5.     Given the impacts of confounding, small effects sizes and other technical limitations, precise definition of a LOAEL for lead effects upon the adult central nervous system is difficult. Nor is there agreement as to what level of impact can be considered as adverse. However, adverse effects upon the individual likely require exposures in excess of 50 µg/dL.

6.     Given the relative absence of effects in cohorts with average blood lead levels of 40 µg/dL or less, despite the presence of individuals with higher blood lead levels, a blood lead level of 40 µg/dL is identified as a NOAEL for nervous system impacts in individual adults. Establishment of 40 µg/dL as the upper limit for individuals further means that occupational cohorts will have average blood lead levels well below 40 µg/dL and thus is the range where no effects can be detected.


Repeated dose toxicity: via oral route - systemic effects (target organ) cardiovascular / hematological: hematopoiesis; neurologic: central nervous system; urogenital: kidneys

Justification for classification or non-classification

Current harmonised classification under CLP Annex VI is STOT RE2.

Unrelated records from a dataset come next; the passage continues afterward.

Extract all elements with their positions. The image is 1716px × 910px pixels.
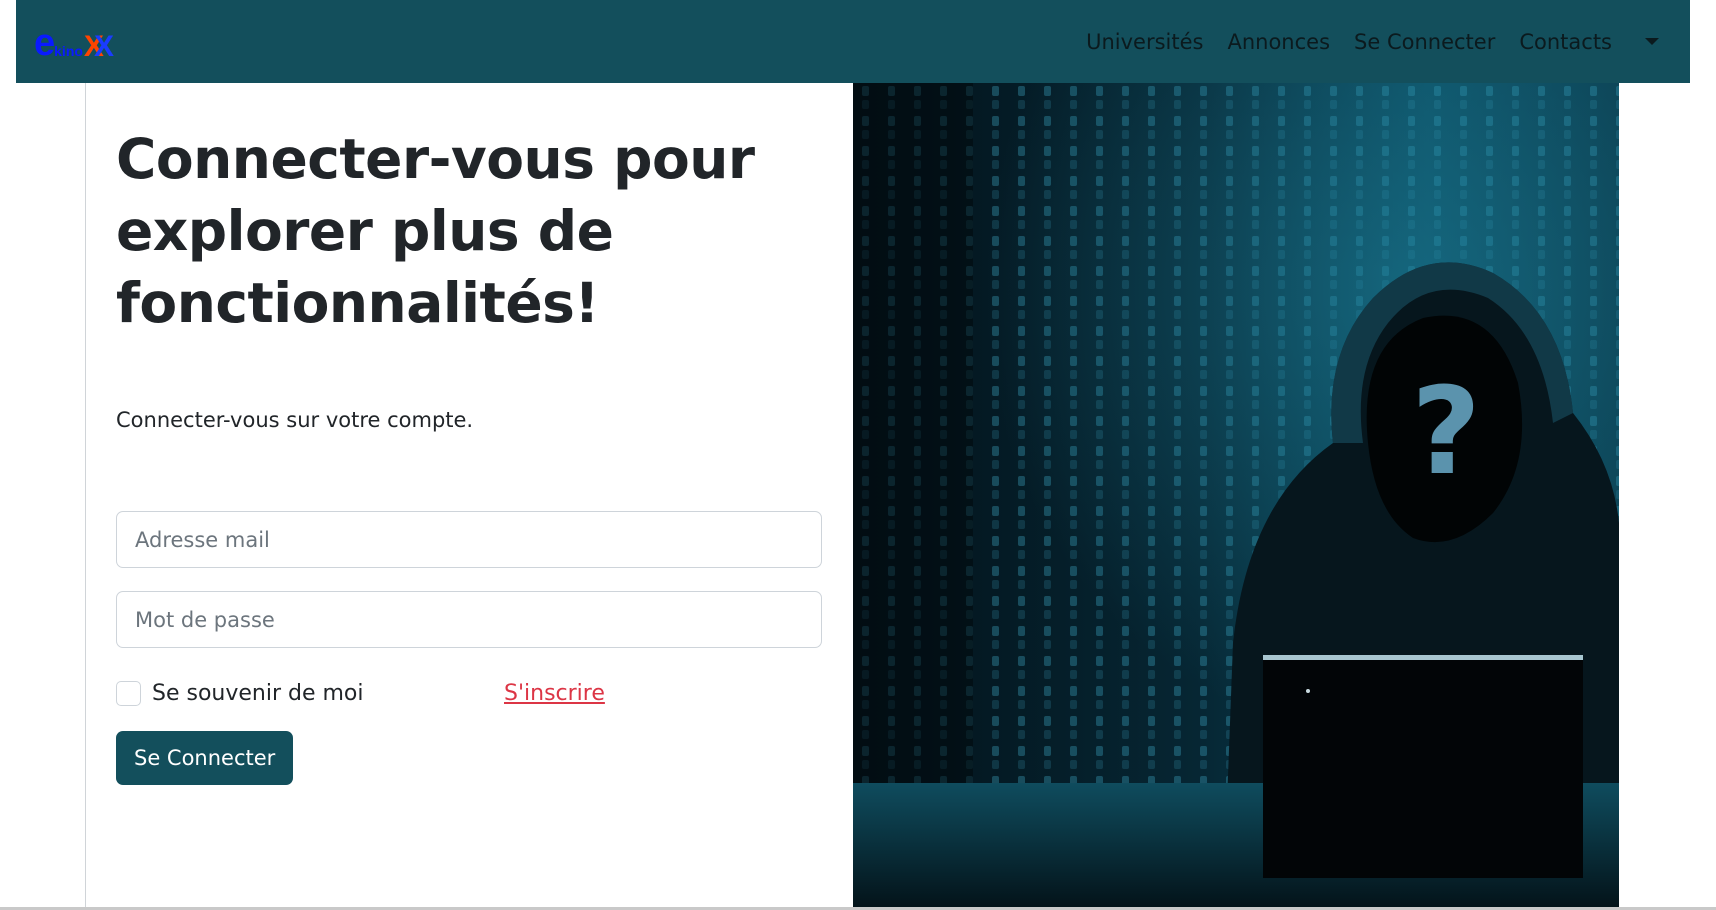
remember-me-label[interactable]: Se souvenir de moi <box>152 681 364 706</box>
nav-item-universites[interactable]: Universités <box>1074 30 1215 54</box>
brand-letter-x2: X <box>93 29 114 63</box>
nav-item-contacts[interactable]: Contacts <box>1507 30 1624 54</box>
hero-image: ? <box>853 83 1619 910</box>
nav-dropdown-toggle[interactable] <box>1632 22 1672 62</box>
brand-word-kino: kino <box>54 42 83 59</box>
remember-me-checkbox[interactable] <box>116 680 141 706</box>
brand-logo[interactable]: e kino X X <box>34 22 114 62</box>
top-navbar: e kino X X Universités Annonces Se Conne… <box>16 0 1690 83</box>
nav-item-se-connecter[interactable]: Se Connecter <box>1342 30 1507 54</box>
login-panel: Connecter-vous pour explorer plus de fon… <box>116 83 822 910</box>
remember-row: Se souvenir de moi S'inscrire <box>116 678 822 708</box>
page-title: Connecter-vous pour explorer plus de fon… <box>116 127 755 335</box>
hooded-hacker-illustration: ? <box>853 83 1619 910</box>
brand-letter-e: e <box>34 21 55 64</box>
email-input[interactable] <box>116 511 822 568</box>
nav-links: Universités Annonces Se Connecter Contac… <box>1074 22 1672 62</box>
login-submit-button[interactable]: Se Connecter <box>116 731 294 785</box>
nav-item-annonces[interactable]: Annonces <box>1215 30 1342 54</box>
signup-link[interactable]: S'inscrire <box>504 681 605 706</box>
left-divider <box>85 83 86 910</box>
question-mark-icon: ? <box>1411 363 1481 502</box>
caret-down-icon <box>1645 38 1659 45</box>
login-subtitle: Connecter-vous sur votre compte. <box>116 408 474 432</box>
password-input[interactable] <box>116 591 822 648</box>
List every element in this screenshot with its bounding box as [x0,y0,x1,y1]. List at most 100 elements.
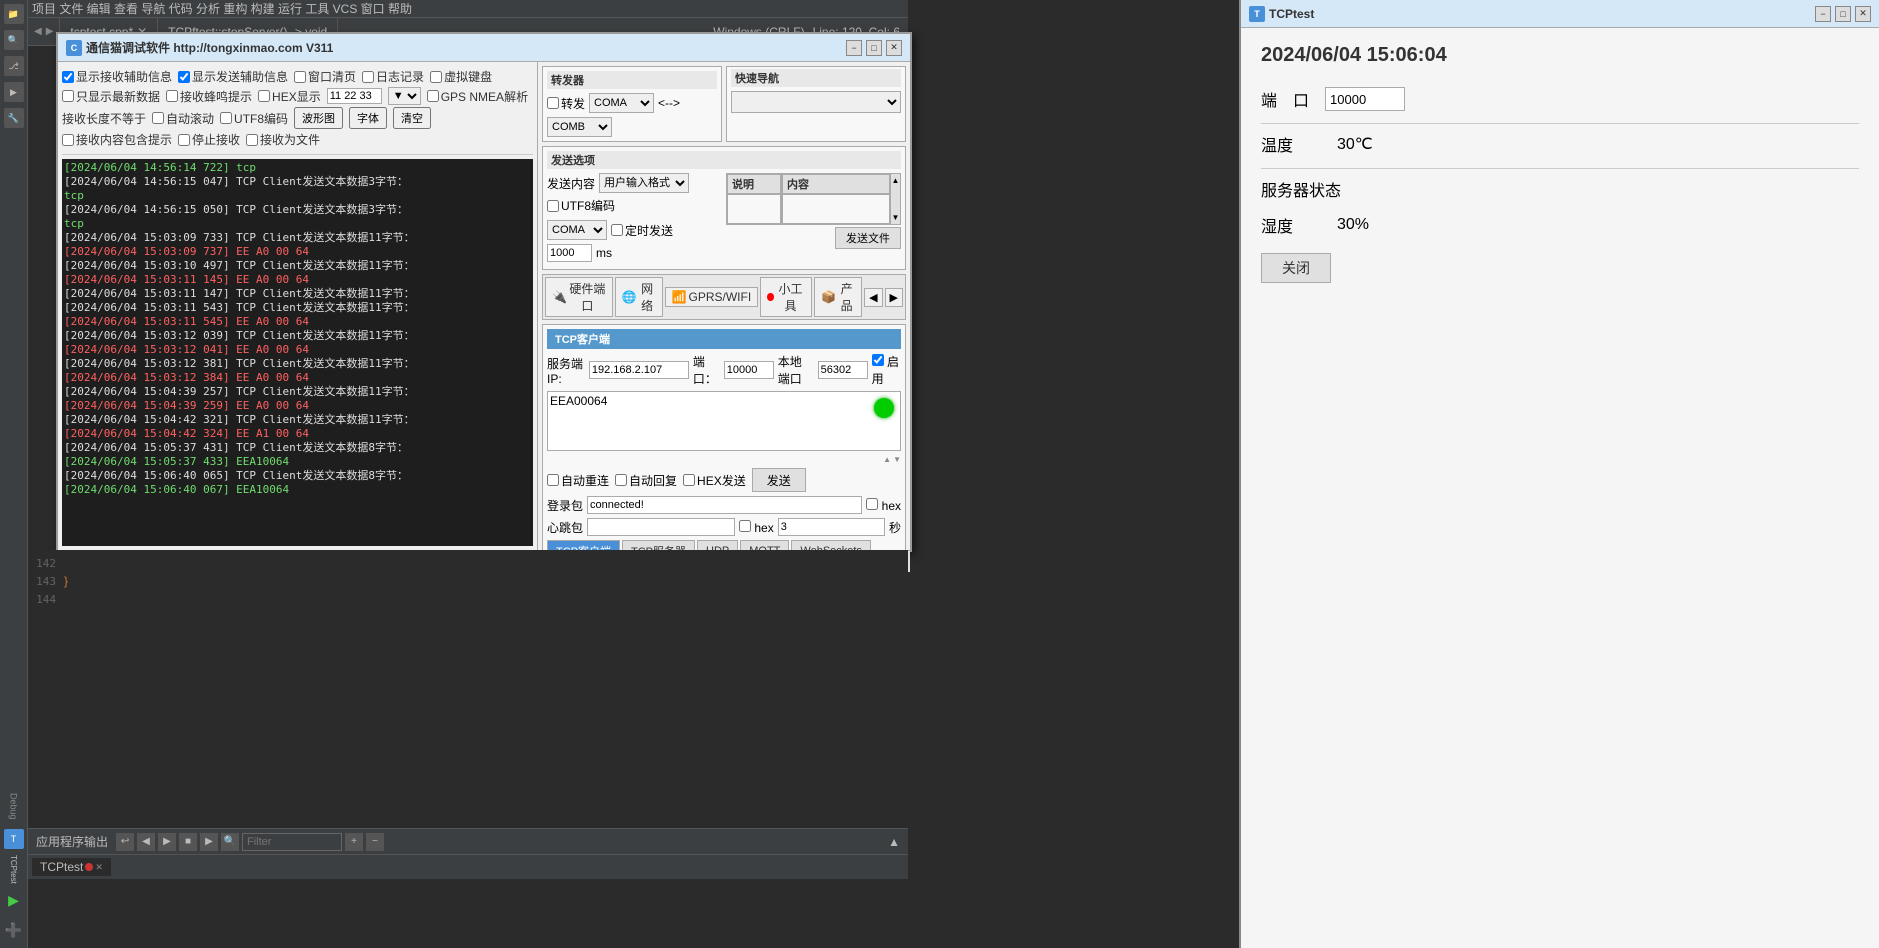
waveform-btn[interactable]: 波形图 [294,107,343,129]
quicknav-select[interactable] [731,91,901,113]
ao-search-btn[interactable]: 🔍 [221,833,239,851]
ao-next-btn[interactable]: ▶ [158,833,176,851]
window-clear-label[interactable]: 窗口清页 [294,68,356,85]
ao-filter-input[interactable] [242,833,342,851]
maximize-btn[interactable]: □ [866,40,882,56]
tcptest-port-input[interactable] [1325,87,1405,111]
clear-btn[interactable]: 清空 [393,107,431,129]
hex-send-label[interactable]: HEX发送 [683,472,746,489]
com-select[interactable]: COMA [547,220,607,240]
toolbar-tab-gprs[interactable]: 📶 GPRS/WIFI [665,287,759,307]
login-hex-cb[interactable] [866,498,878,510]
tcptest-sidebar-icon[interactable]: T [4,829,24,849]
beep-label[interactable]: 接收蜂鸣提示 [166,88,252,105]
enable-label[interactable]: 启用 [872,353,901,387]
toolbar-tab-tools[interactable]: 小工具 [760,277,812,317]
only-latest-label[interactable]: 只显示最新数据 [62,88,160,105]
toolbar-tab-network[interactable]: 🌐 网络 [615,277,663,317]
ao-rerun-btn[interactable]: ↩ [116,833,134,851]
tcp-input-area[interactable]: EEA00064 [547,391,901,451]
auto-reconnect-cb[interactable] [547,474,559,486]
auto-reply-cb[interactable] [615,474,627,486]
debug-run-icon[interactable]: ▶ [4,890,24,910]
ao-stop-btn[interactable]: ■ [179,833,197,851]
show-recv-help-label[interactable]: 显示接收辅助信息 [62,68,172,85]
login-input[interactable] [587,496,862,514]
utf8-send-label[interactable]: UTF8编码 [547,197,615,214]
tcptest-maximize-btn[interactable]: □ [1835,6,1851,22]
run-tab-tcptest[interactable]: TCPtest ✕ [32,858,111,876]
ao-prev-btn[interactable]: ◀ [137,833,155,851]
timed-send-label[interactable]: 定时发送 [611,222,673,239]
run-tab-close[interactable]: ✕ [95,862,103,873]
stop-recv-label[interactable]: 停止接收 [178,131,240,148]
gps-nmea-cb[interactable] [427,90,439,102]
recv-to-file-cb[interactable] [246,134,258,146]
project-icon[interactable]: 📁 [4,4,24,24]
local-port-input[interactable] [818,361,868,379]
close-btn[interactable]: ✕ [886,40,902,56]
log-cb[interactable] [362,71,374,83]
send-file-btn[interactable]: 发送文件 [835,227,901,249]
hex-val-input[interactable] [327,88,382,104]
gps-nmea-label[interactable]: GPS NMEA解析 [427,88,528,105]
tcptest-close-btn[interactable]: ✕ [1855,6,1871,22]
server-ip-input[interactable] [589,361,689,379]
auto-reply-label[interactable]: 自动回复 [615,472,677,489]
close-server-btn[interactable]: 关闭 [1261,253,1331,283]
relay-from-select[interactable]: COMACOMBCOMC [589,93,654,113]
enable-cb[interactable] [872,354,884,366]
tcp-send-btn[interactable]: 发送 [752,468,806,492]
run-icon[interactable]: ▶ [4,82,24,102]
utf8-label[interactable]: UTF8编码 [220,110,288,127]
heartbeat-hex-cb[interactable] [739,520,751,532]
hex-select[interactable]: ▼ [388,87,421,105]
hex-send-cb[interactable] [683,474,695,486]
port-input[interactable] [724,361,774,379]
hex-display-label[interactable]: HEX显示 [258,88,321,105]
login-hex-label[interactable]: hex [866,498,901,513]
utf8-send-cb[interactable] [547,200,559,212]
log-label[interactable]: 日志记录 [362,68,424,85]
utf8-cb[interactable] [220,112,232,124]
relay-to-select[interactable]: COMBCOMACOMC [547,117,612,137]
ao-play-btn[interactable]: ▶ [200,833,218,851]
virtual-kbd-label[interactable]: 虚拟键盘 [430,68,492,85]
heartbeat-input[interactable] [587,518,735,536]
forward-btn[interactable]: ▶ [46,26,54,37]
ao-minus-btn[interactable]: − [366,833,384,851]
ao-plus-btn[interactable]: + [345,833,363,851]
tcptest-minimize-btn[interactable]: − [1815,6,1831,22]
toolbar-next-btn[interactable]: ▶ [885,288,903,307]
window-clear-cb[interactable] [294,71,306,83]
timed-interval-input[interactable] [547,244,592,262]
plus-icon[interactable]: ➕ [4,920,24,940]
recv-content-cb[interactable] [62,134,74,146]
show-recv-help-cb[interactable] [62,71,74,83]
show-send-help-cb[interactable] [178,71,190,83]
timed-send-cb[interactable] [611,224,623,236]
font-btn[interactable]: 字体 [349,107,387,129]
search-icon[interactable]: 🔍 [4,30,24,50]
recv-to-file-label[interactable]: 接收为文件 [246,131,320,148]
git-icon[interactable]: ⎇ [4,56,24,76]
show-send-help-label[interactable]: 显示发送辅助信息 [178,68,288,85]
auto-send-label[interactable]: 自动滚动 [152,110,214,127]
forward-label[interactable]: 转发 [547,95,585,112]
auto-send-cb[interactable] [152,112,164,124]
recv-content-tip-label[interactable]: 接收内容包含提示 [62,131,172,148]
scrollbar[interactable]: ▲ ▼ [890,174,900,224]
virtual-kbd-cb[interactable] [430,71,442,83]
toolbar-prev-btn[interactable]: ◀ [864,288,882,307]
only-latest-cb[interactable] [62,90,74,102]
heartbeat-hex-label[interactable]: hex [739,520,774,535]
beep-cb[interactable] [166,90,178,102]
forward-cb[interactable] [547,97,559,109]
toolbar-tab-product[interactable]: 📦 产品 [814,277,862,317]
app-output-collapse-btn[interactable]: ▲ [888,835,900,849]
back-btn[interactable]: ◀ [34,26,42,37]
auto-reconnect-label[interactable]: 自动重连 [547,472,609,489]
stop-recv-cb[interactable] [178,134,190,146]
toolbar-tab-hardware[interactable]: 🔌 硬件端口 [545,277,613,317]
heartbeat-interval-input[interactable] [778,518,885,536]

For endpoints marked by * in Annex VI, the classification listed constitutes a minimum classification. Therefore based upon supporting data referenced in the REACH registration dossier STOT-RE 2 is changed to STOT-RE 1 as human evidence exists for repeat dose effects on CNS, kidney and haematological (blood) systems. It is proposed that the existing SCL of ≥0.5% is maintained for STOT-RE1 .

Demonstration of toxicty in humans provides the basis for consideration of classification under CLP of STOT RE1.